If you do get the “walk away” answer, ask a couple of follow-up questions, such as:
“After you retire, do you expect any compensation for old clients you originated who come back?” Again, hopefully the answer will be “no.” But you may be surprised. They may expect a piece of the action. And in fact, even if they don’t expect it, that’s exactly what you’ll want to set up in the agreement you are drafting, as a carrot to signing. If there is an expectation for revenue-sharing on past clients – or new clients they refer in – codify it, and put it into your agreement.
So, no matter what your partners say, don’t count on their full retirement. Your new partnership agreement must lay out the parameters of transitional stages from active to semi-retired to of counsel to out of the firm for partners. This is of two parts: first, compensation based on production plus a share of profits based on ownership shares; second, with a minimum revenue level to maintain that nice office. Put it into your new agreement.

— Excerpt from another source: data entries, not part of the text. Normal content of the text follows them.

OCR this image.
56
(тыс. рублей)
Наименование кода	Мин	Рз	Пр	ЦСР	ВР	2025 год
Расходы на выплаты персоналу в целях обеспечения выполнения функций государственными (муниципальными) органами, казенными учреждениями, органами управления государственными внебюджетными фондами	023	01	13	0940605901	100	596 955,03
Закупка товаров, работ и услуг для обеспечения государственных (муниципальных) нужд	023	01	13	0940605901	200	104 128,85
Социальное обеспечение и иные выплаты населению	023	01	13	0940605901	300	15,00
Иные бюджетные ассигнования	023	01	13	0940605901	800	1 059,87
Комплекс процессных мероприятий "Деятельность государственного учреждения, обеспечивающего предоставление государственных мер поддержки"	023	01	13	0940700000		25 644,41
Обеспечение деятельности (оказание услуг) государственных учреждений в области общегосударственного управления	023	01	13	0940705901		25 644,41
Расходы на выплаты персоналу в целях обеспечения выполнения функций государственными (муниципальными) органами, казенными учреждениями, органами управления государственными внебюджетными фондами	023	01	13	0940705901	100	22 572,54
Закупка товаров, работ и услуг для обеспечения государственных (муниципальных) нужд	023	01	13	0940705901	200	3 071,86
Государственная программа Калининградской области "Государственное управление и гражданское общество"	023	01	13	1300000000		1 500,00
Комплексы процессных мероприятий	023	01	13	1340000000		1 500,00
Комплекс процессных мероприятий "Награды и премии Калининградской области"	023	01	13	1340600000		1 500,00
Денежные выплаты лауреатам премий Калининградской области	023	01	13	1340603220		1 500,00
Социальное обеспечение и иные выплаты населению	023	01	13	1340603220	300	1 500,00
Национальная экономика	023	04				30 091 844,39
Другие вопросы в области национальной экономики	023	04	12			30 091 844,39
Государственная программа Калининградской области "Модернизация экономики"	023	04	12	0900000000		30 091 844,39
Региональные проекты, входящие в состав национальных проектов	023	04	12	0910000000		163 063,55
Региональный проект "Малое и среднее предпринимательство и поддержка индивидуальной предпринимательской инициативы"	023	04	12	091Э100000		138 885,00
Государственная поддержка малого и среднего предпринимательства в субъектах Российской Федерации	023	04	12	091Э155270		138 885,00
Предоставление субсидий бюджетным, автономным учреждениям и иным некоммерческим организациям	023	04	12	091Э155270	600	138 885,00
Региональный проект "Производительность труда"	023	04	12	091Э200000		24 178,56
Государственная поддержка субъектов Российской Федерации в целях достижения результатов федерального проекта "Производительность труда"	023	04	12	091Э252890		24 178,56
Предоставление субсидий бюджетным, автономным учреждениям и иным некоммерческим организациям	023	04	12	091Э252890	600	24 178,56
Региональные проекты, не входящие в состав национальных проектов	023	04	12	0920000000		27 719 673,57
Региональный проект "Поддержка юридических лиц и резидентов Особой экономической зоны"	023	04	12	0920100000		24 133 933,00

One of the most important questions you can ask is the following:
“Is there any written provision for a partner who dies, becomes disabled, or whose revenue contribution diminishes?” Too often, the disabled attorney expects to continue to get his or her share, or at least some share, of the revenues even when not producing any. This is a dangerous expectation – one that can cause longtime partners to abandon the practice. Again, codify this, and put it into the agreement.
And here is an urgent corollary to this. Regardless of any written partnership agreements, the firm needs to have – right now – a written agreement signed by all partners, regarding the disposition of their partner shares in case of death or disability.
Why? Because not every attorney has an effective estate plan – sometimes not even estate planning attorneys. Partners of an attorney who drops dead may discover that their dead colleague’s spouse or other relative now owns a part of their firm. Not ethically possible, but it happens far too often. In fact, I just completed work with one such firm where the non-attorney son inherited his attorney father’s firm.
The Importance of a Partnership Agreement That Works Now – and Later
And there is a final and future reason for you to build a comprehensive partner agreement. If all goes well, one day soon you’ll be the partner offering partnership to others as your firm grows. And you’ll already have a sane and sensible partner agreement to work with.
Yes, it’s usually better to hook up with an established attorney or firm. But it’s also critical that you fully understand the landscape of what you’re walking into – and that you endeavor to codify it all in a partner agreement that works for you, them – and the future.
There is more – lots more. It’s a bit of a minefield, and as they say, the devil is in the details. Much of the devil will be in maintaining the cooperation of the senior partners throughout the process. For small firms creating succession and transition plans, an outside professional can be a positive resource in developing the agreement and maintaining good relationships.